LE SANG périphérique semble contenir divers biomarqueurs permettant le diagnostic et le suivi évolutif de la maladie d’Alzheimer. Une équipe britannique vient en effet de montrer, via une approche protéomique, qu’il existe au moins une quinzaine de protéines dont la concentration plasmatique est modifiée chez les patients atteints par la maladie d’Alzheimer. Le dosage sanguin de certaines de ces protéines pourrait même permettre de suivre la progression de la maladie, leur concentration variant suivant les différents stades cliniques de la pathologie.
De nombreuses études visant à identifier des marqueurs biologiques spécifiques de la maladie d’Alzheimer ont focalisé leur attention sur les protéines circulant dans le liquide céphalo-rachidien. Hye et coll., quant à eux, ont choisi d’étudier celles présentes dans le sang périphérique, cela pour plusieurs raisons : tout d’abord, le prélèvement d’échantillons de liquide céphalo-rachidien par ponction lombaire, de manière répétée et chez des sujets âgés et malades, n’est pas anodin ; le sang périphérique est bien moins problématique à recueillir. Par ailleurs, sachant que plus de 500 ml de liquide céphalo-rachidien passent chaque jour dans la circulation sanguine, l’analyse du plasma est finalement un moyen indirect d’étudier le contenu protéique du liquide céphalo-rachidien. Enfin, dans le cas de la maladie d’Alzheimer, l’altération de la barrière hémato-encéphalique observée au cours de la maladie conduit vraisemblablement à un enrichissement du sang périphérique en protéines normalement présentes, surtout dans le cerveau.

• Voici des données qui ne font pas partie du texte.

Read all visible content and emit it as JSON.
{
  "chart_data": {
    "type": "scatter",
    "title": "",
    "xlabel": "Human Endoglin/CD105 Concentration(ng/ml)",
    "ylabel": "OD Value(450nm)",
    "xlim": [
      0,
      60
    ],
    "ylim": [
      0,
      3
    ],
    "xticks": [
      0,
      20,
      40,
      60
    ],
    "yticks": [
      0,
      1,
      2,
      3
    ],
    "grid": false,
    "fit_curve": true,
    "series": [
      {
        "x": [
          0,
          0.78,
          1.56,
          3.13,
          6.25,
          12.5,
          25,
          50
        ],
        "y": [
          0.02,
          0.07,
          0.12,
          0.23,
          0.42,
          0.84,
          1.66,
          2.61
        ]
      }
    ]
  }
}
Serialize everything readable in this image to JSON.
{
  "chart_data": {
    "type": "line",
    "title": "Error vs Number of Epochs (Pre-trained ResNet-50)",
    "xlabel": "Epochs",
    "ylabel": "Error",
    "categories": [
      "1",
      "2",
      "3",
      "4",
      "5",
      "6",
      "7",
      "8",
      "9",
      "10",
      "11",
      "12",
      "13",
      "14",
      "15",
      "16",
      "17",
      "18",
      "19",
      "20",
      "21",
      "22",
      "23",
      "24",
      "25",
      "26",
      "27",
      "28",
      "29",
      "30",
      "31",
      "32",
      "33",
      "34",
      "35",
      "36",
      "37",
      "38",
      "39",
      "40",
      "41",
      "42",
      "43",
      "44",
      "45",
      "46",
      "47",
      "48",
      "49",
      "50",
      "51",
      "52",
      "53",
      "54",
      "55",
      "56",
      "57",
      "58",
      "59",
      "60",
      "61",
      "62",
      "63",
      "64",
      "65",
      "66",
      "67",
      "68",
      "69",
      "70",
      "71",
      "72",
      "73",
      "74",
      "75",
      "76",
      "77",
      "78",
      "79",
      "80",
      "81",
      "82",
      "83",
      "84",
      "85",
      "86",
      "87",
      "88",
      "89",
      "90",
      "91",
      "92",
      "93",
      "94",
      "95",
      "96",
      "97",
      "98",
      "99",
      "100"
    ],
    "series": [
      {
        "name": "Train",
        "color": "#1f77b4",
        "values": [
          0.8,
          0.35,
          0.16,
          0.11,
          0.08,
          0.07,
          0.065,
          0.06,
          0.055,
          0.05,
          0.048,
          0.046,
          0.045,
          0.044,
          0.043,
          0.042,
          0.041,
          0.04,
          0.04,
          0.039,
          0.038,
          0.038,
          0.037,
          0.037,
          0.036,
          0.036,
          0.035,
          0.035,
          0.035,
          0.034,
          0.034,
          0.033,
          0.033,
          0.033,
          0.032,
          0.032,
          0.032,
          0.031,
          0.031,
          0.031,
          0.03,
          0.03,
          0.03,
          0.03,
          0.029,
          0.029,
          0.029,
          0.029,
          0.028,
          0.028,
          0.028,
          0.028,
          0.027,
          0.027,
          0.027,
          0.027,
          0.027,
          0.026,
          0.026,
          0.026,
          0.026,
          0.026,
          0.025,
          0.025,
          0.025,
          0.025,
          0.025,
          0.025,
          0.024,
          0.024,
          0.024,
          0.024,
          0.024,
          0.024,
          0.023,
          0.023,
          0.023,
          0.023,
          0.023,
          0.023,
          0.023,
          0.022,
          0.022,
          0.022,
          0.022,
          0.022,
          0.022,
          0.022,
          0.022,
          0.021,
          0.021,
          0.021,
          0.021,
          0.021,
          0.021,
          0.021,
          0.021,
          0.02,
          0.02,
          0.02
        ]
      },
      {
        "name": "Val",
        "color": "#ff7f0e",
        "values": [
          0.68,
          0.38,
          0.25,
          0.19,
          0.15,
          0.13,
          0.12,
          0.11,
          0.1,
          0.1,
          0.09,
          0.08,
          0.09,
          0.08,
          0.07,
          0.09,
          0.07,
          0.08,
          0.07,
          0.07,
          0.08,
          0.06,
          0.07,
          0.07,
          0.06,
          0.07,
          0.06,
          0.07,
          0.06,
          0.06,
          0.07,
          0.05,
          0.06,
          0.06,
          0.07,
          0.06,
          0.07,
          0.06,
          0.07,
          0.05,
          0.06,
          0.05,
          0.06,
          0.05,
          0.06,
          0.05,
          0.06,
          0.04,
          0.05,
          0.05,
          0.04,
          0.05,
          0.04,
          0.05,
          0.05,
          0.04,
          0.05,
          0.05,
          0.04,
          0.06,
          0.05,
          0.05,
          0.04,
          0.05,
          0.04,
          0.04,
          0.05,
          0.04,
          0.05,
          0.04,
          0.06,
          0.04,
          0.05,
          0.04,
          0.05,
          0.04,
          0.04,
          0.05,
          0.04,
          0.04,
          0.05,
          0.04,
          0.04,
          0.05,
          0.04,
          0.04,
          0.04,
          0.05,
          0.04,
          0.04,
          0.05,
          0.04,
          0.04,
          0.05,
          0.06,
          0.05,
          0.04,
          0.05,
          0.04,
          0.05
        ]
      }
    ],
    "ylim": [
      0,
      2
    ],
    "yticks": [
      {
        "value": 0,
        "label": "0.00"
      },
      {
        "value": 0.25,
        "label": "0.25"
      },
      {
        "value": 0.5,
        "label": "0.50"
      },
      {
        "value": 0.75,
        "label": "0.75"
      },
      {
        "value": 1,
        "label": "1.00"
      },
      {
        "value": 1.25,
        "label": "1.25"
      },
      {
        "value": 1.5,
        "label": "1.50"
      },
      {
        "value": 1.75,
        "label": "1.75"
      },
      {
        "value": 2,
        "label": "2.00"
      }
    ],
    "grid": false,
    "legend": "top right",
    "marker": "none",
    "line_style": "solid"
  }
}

Hye et coll. ont donc analysé le sang de patients atteints par la maladie d’Alzheimer et celui de témoins sains, à la recherche de différences concernant leur contenu protéique. Ils ont utilisé une stratégie d’analyse globale en se fondant sur l’électrophorèse en deux dimensions. Cette technique permet de séparer la plupart des protéines d’un échantillon biologique en fonction de leurs propriétés physico-chimiques et de leur poids moléculaire. Elle conduit à l’obtention d’un profil protéique spécifique de chaque échantillon examiné, qui se présente sous la forme d’un ensemble de taches réparties aléatoirement, de diamètre et de densité variables. Ces taches correspondent à différentes protéines ou mélanges de protéines. Leur diamètre et leur densité renseignent sur leur quantité dans l’échantillon analysé.
Une première série d’analyses, effectuée à partir du sang de 50 malades et de 50 témoins, a permis aux chercheurs d’identifier différentes taches spécifiquement associées au plasma des malades ou des témoins. Ces différences suffisent à déterminer le statut d’individus (« malades » ou « sains ») avec une sensibilité de 56 % et une spécificité de 80 %. Hye et coll. ont ensuite mis en évidence une quinzaine de taches dont la densité varie significativement selon le statut des patients.
Facteur H et alpha 2-macroglobuline.
L’utilisation de la spectrométrie de masse leur a permis de caractériser leur composition protéique. Onze protéines, presque toutes impliquées dans la régulation de l’activité du système immunitaire, ont ainsi été identifiées. Deux d’entre elles ont retenu l’attention des chercheurs : le facteur H (CFH) et l’alpha 2-macroglobuline (alpha 2-M). Ces deux protéines sont celles dont la concentration plasmatique varie le plus en fonction du statut des patients. L’analyse de leur concentration plasmatique par Immunoblot a montré que leur quantification suffit à diagnostiquer la maladie d’Alzheimer avec une sensibilité de 62 % et une spécificité de 60 %. De plus, l’expérience a mis en évidence une corrélation entre l’élévation de la quantité de ces deux protéines dans le sang des patients et la sévérité de leur maladie.
L’ensemble de ce travail démontre donc l’existence de biomarqueurs spécifiques de la maladie d’Alzheimer dans le sang périphérique. Les résultats préliminaires obtenus suggèrent en outre que ces biomarqueurs devraient permettre le développement de tests diagnostiques fiables et efficaces. Ces tests pourraient faciliter le dépistage précoce de la maladie, ainsi qu’un suivi de sa progression et de la réponse aux traitements.
Hye A. et coll. « Brain », 2006, vol. 129, pp. 3042-3050.